金翅鳥院のブログ

天台寺門宗非法人の祈祷寺院です。

「友罪」という映画を見て


昨日は浴油が明けて、そのあとはオフ。
一回見たピーターラビットを再度見ようかと思いましたが結局「友罪」という生田斗真瑛太佐藤浩市さんらの映画を見ました。

これは例の神戸であった少年による少年殺人事件を模した話でその犯人だった人間、高校時代、友を見捨てて自殺された人間、自分の子供が無免許で子供三人殺してしまった人間の三人が出てくる。軸は社会復帰した猟奇殺人犯と友人を見殺しにしたという人間のつかの間の出会いで芽生えた友情。
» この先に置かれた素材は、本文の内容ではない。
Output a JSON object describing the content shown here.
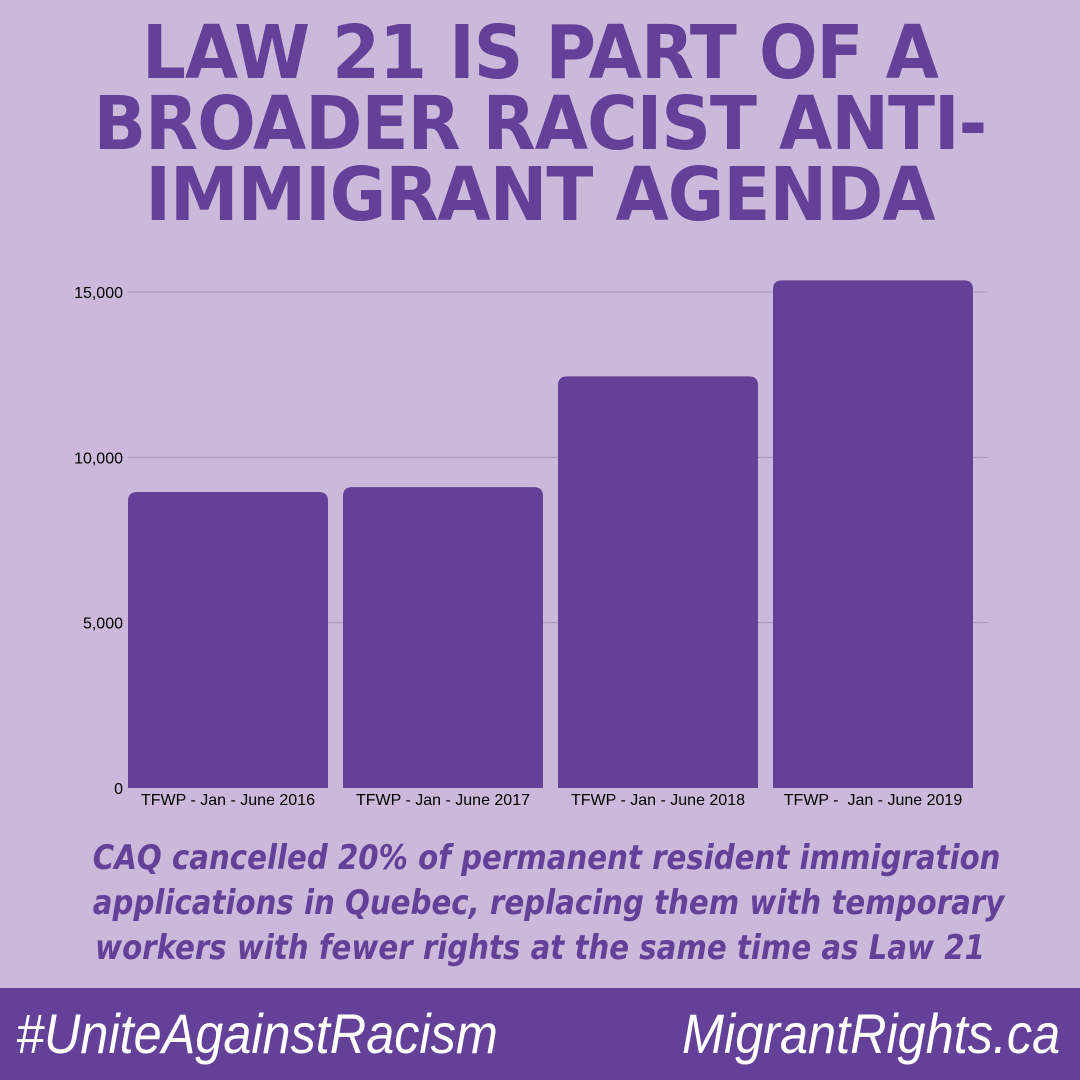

この映画見ていくとだんだん犯人だった人間に同情的になる自分を見出しました。
マスコミに暴かれたり、彼女に縁切られたり、同僚から気味悪がられる…どんどん疎外されていく。
最後に残るのは人を思いやる心、友の「友情」だけだなみたいな作品。
 
そもそもドラマとはみなそういう設定になっている。
例えば徳川家康のドラマだと徳川家康の感情移入し、石田三成の映画だと光成に同情的になる。
その果てにあるのはなんだろう。
それは自分です。
自分がずっと見てきた人間は自分の一部分になりやすい。わずかに時間の映画でもそれが起きる。
そして自分そのものなら完全にそうなる。
だから映画の中でいみじくも「これだけの酷いことをしたのになお、自分は生きていたい!」という叫びも出てくる。いっそ死んでお詫びなんてことは出てこない。
それが人間というもの。
この映画を見てつくづく人間は自分中心にできているのだなと思いました。
映画では何とか過去の悪事がばれないようにと思って同情してしまうその犯人。でも現実にそういう人が近所にいたらエーッツ、嫌だな、ってことになるでしょうね。絶対歓迎しない。
そこもつくづく身勝手。いや、当たり前というべきでしょう。
所詮人間は自分に引き比べてものを考える生き物なんでしょうね。
だから、そこは誰も責められない。
そんな中でも「友情」というのは唯一尊いのかもしれない。
良い人でも悪いことをした人でも友は友だわな。
そこはそう。
が、これまたその「友情」をただの都合のいい言葉にならないようにしていくのは至極大変ですね。